Donald Trump and Hillary Clinton engaged in their first presidential debate last night. Trump, as usual, stretched the truth as far as he could take it. Here are just a few of the lies that he tried to pass off as truths.
1. He claimed that New York’s stop-and-frisk law was both effective and constitutional.
When the moderator asked Trump about the “racial divide” in America, Trump attempted to change the focus. He turned the attention to stop-and-frisk laws that allow police officers to randomly stop and search pedestrians for contraband. The laws, a longheld controversial measure, were deemed unconstitutional by a New York judge in 2013. This was based their tendency to overlap with racial profiling and police misconduct. Donald Trump didn’t know this. He even tried to correct the moderator when he said that stop-and-frisk laws were illegal. Trump also claimed that stop-and-frisk laws were effective. But studies have been mixed at best and negative at worst.
2. He said that Clinton’s proposed tax raises would be the largest in history.
Hillary Clinton does want to raise taxes to pay for more social and educational programs. Her hikes would be limited to the wealthy and they wouldn’t be the largest in history. If Clinton is elected, she promises to raise taxes for the top one percent of Americans that make more than $730,000 a year. This includes a four percent surcharge to individuals with gross incomes of more than $5 million. Clinton has also said that she will increase capital gains on high-income investors. According to experts at the Tax Policy Center, there have been several bigger tax raises in American history, including ones for the middle class and not just the wealthy.
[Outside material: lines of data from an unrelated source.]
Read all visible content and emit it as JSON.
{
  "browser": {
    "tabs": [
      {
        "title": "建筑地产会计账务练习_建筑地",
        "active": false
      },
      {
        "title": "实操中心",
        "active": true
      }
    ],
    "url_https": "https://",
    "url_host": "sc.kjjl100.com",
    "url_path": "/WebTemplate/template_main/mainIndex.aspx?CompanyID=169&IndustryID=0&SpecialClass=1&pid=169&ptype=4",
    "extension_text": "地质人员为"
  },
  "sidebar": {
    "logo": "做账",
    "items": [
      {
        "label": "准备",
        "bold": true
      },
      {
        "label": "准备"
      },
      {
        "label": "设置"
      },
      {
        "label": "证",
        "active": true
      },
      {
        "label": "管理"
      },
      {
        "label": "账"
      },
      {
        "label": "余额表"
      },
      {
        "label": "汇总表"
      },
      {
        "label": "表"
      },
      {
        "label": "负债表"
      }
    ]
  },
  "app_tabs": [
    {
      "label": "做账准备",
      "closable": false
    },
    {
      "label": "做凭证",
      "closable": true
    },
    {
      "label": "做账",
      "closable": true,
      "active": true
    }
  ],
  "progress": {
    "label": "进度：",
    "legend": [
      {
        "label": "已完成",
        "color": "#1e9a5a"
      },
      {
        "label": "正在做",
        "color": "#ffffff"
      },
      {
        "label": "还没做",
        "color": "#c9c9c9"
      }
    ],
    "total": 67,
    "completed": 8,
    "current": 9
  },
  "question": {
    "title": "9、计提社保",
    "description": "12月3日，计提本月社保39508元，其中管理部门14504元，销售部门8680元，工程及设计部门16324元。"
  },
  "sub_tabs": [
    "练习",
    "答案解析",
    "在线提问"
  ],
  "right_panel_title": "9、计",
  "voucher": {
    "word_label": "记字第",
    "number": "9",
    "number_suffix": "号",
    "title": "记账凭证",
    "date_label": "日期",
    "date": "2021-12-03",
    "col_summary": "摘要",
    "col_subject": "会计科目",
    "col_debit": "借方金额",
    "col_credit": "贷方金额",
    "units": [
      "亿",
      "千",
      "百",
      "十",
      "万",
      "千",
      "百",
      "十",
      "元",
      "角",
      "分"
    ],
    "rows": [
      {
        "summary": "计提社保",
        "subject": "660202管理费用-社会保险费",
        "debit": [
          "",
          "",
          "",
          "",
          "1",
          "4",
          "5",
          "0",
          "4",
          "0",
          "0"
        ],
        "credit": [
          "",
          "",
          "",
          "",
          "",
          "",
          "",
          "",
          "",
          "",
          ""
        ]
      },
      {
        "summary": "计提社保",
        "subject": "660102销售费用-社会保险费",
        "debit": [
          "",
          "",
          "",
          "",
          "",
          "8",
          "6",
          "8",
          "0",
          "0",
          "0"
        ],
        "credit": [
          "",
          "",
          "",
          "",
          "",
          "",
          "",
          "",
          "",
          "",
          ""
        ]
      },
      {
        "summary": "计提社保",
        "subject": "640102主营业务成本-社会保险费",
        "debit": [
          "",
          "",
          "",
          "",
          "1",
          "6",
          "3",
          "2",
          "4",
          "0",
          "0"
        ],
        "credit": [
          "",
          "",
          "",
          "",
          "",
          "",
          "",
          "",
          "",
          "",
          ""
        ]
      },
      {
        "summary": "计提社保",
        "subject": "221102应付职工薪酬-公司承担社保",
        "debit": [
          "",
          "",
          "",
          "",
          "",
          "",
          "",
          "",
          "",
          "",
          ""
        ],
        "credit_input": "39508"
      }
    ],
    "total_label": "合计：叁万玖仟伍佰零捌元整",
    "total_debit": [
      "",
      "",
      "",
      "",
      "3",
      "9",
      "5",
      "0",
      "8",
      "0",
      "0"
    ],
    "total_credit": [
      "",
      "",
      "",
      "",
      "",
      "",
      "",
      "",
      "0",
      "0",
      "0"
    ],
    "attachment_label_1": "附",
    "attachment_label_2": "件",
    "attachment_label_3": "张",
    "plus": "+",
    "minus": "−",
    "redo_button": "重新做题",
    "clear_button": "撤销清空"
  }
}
3. He denied his statements asserting that climate change is a hoax.
Hillary Clinton had a few words for Trump about his disbelief in global warming, especially his assertion that it was “made up by the Chinese.” Trump tried to backpedal, but the truth can be found in multiple speeches, interviews and even tweets that Trump has authored.
“The concept of global warming was created by and for the Chinese in order to make U.S. manufacturing non-competitive,” he tweeted in 2012.
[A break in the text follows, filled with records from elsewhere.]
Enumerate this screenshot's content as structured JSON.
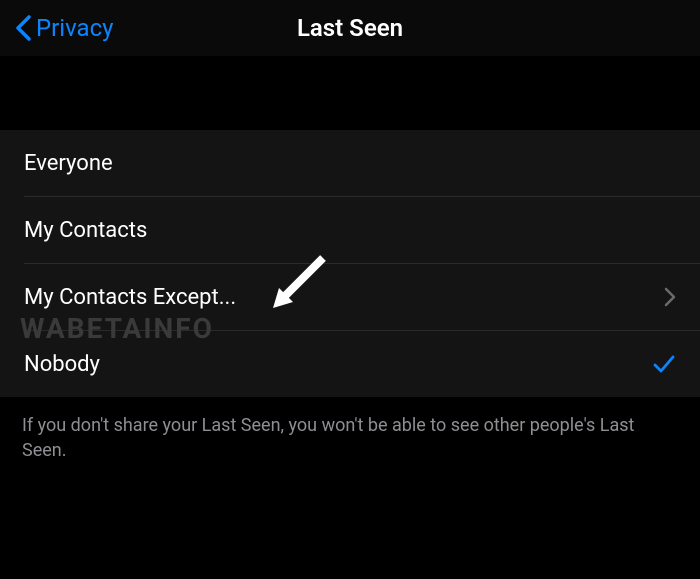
{
  "nav": {
    "back_label": "Privacy",
    "title": "Last Seen"
  },
  "options": {
    "everyone": "Everyone",
    "my_contacts": "My Contacts",
    "my_contacts_except": "My Contacts Except...",
    "nobody": "Nobody"
  },
  "selected": "nobody",
  "footer": "If you don't share your Last Seen, you won't be able to see other people's Last Seen.",
  "watermark": "WABETAINFO"
}
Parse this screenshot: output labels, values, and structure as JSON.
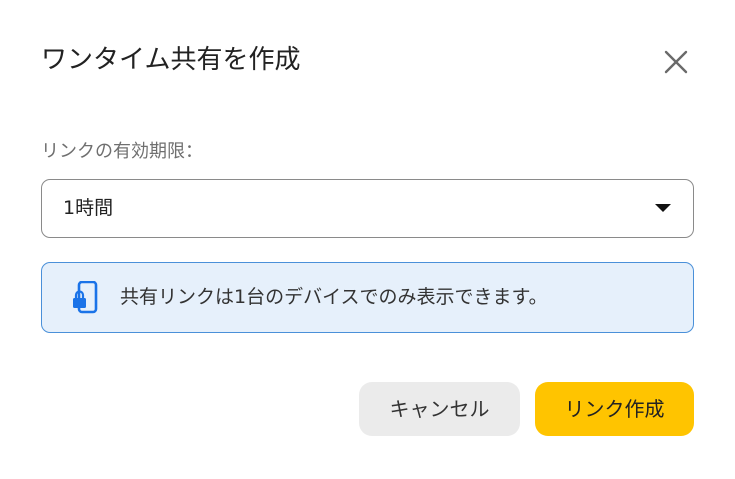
{
  "dialog": {
    "title": "ワンタイム共有を作成",
    "close_icon": "close-icon"
  },
  "expiry": {
    "label": "リンクの有効期限：",
    "selected": "1時間",
    "dropdown_icon": "caret-down-icon"
  },
  "notice": {
    "icon": "phone-lock-icon",
    "text": "共有リンクは1台のデバイスでのみ表示できます。",
    "accent_color": "#1a73e8"
  },
  "actions": {
    "cancel_label": "キャンセル",
    "create_label": "リンク作成",
    "create_color": "#ffc400"
  }
}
“Global warming is an expensive hoax!” he tweeted in 2013.
He also denied the situation in 2015 when talking to CNN: “I am not a believer in climate change.”
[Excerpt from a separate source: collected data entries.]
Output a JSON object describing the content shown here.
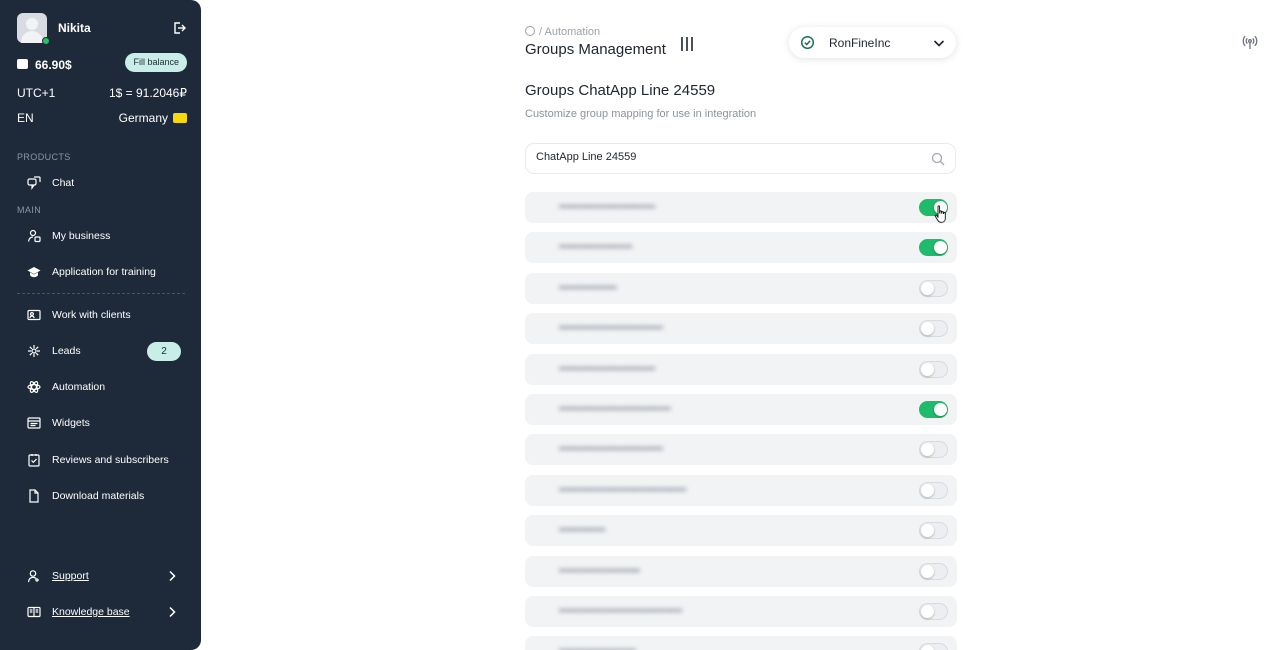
{
  "profile": {
    "name": "Nikita"
  },
  "account": {
    "balance": "66.90$",
    "fill_balance": "Fill balance",
    "timezone": "UTC+1",
    "rate": "1$ = 91.2046₽",
    "language": "EN",
    "country": "Germany"
  },
  "sidebar": {
    "products_label": "PRODUCTS",
    "main_label": "MAIN",
    "chat": "Chat",
    "my_business": "My business",
    "training": "Application for training",
    "work_clients": "Work with clients",
    "leads": "Leads",
    "leads_count": "2",
    "automation": "Automation",
    "widgets": "Widgets",
    "reviews": "Reviews and subscribers",
    "download": "Download materials",
    "support": "Support",
    "knowledge": "Knowledge base"
  },
  "header": {
    "breadcrumb": "/ Automation",
    "title": "Groups Management",
    "company": "RonFineInc"
  },
  "content": {
    "title": "Groups ChatApp Line 24559",
    "subtitle": "Customize group mapping for use in integration",
    "search_value": "ChatApp Line 24559"
  },
  "groups": [
    {
      "label": "•••••••••••••••••••••••••",
      "enabled": true
    },
    {
      "label": "•••••••••••••••••••",
      "enabled": true
    },
    {
      "label": "•••••••••••••••",
      "enabled": false
    },
    {
      "label": "•••••••••••••••••••••••••••",
      "enabled": false
    },
    {
      "label": "•••••••••••••••••••••••••",
      "enabled": false
    },
    {
      "label": "•••••••••••••••••••••••••••••",
      "enabled": true
    },
    {
      "label": "•••••••••••••••••••••••••••",
      "enabled": false
    },
    {
      "label": "•••••••••••••••••••••••••••••••••",
      "enabled": false
    },
    {
      "label": "••••••••••••",
      "enabled": false
    },
    {
      "label": "•••••••••••••••••••••",
      "enabled": false
    },
    {
      "label": "••••••••••••••••••••••••••••••••",
      "enabled": false
    },
    {
      "label": "••••••••••••••••••••",
      "enabled": false
    }
  ],
  "colors": {
    "sidebar": "#1e2a3a",
    "accent": "#1dbb6a",
    "badge": "#c9ede7"
  }
}
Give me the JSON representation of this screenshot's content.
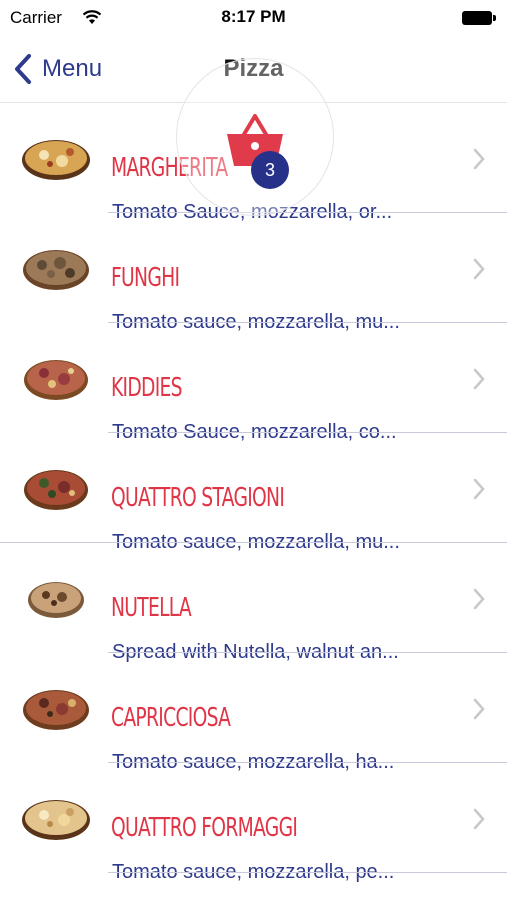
{
  "status_bar": {
    "carrier": "Carrier",
    "time": "8:17 PM"
  },
  "nav": {
    "back_label": "Menu",
    "title": "Pizza"
  },
  "cart": {
    "count": "3"
  },
  "colors": {
    "accent_blue": "#2e3a8c",
    "title_red": "#e03546",
    "cart_red": "#e03b4a",
    "badge_blue": "#27318a"
  },
  "pizzas": [
    {
      "name": "MARGHERITA",
      "description": "Tomato Sauce, mozzarella, or..."
    },
    {
      "name": "FUNGHI",
      "description": "Tomato sauce, mozzarella, mu..."
    },
    {
      "name": "KIDDIES",
      "description": "Tomato Sauce, mozzarella, co..."
    },
    {
      "name": "QUATTRO STAGIONI",
      "description": "Tomato sauce, mozzarella, mu..."
    },
    {
      "name": "NUTELLA",
      "description": "Spread with Nutella, walnut an..."
    },
    {
      "name": "CAPRICCIOSA",
      "description": "Tomato sauce, mozzarella, ha..."
    },
    {
      "name": "QUATTRO FORMAGGI",
      "description": "Tomato sauce, mozzarella, pe..."
    }
  ]
}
4. He said that Clinton’s campaign started the “birther” movement during Obama’s presidency.
Trump has been an outspoken member of the “birther” movement that questions Barack Obama’s birth in the United States. He tried to shift the blame to Clinton’s team, during the debate. Trump claimed that a staffer by the name of Sidney Blumenthal originally started the rumors during her 2008 campaign. Blumenthal denies saying this at all. Research into Clinton’s 2008 campaign has revealed that Blumenthal wasn’t on her payroll in 2008. Records from the Federal Election Commission confirm it.
5. He claimed that he’s legally unable to release his tax returns.
It’s a long-standing tradition for presidential candidates to release their federal income tax returns to the public. Trump has refused to do so, however, claiming that he’s bound by law to keep his tax returns to himself because he’s under audit by the IRS. This is untrue. The IRS has no restrictions on audit subjects releasing their tax records. He is at liberty to share them whenever he likes. Trump’s refusal makes him the first person involved in a presidential debate to do so since Gerald Ford in 1976.
These are just five of the lies told by Donald Trump during the debate. Regardless of one’s personal views, it’s important to fact-check claims by presidential candidates, especially ones with a history of stretching the truth.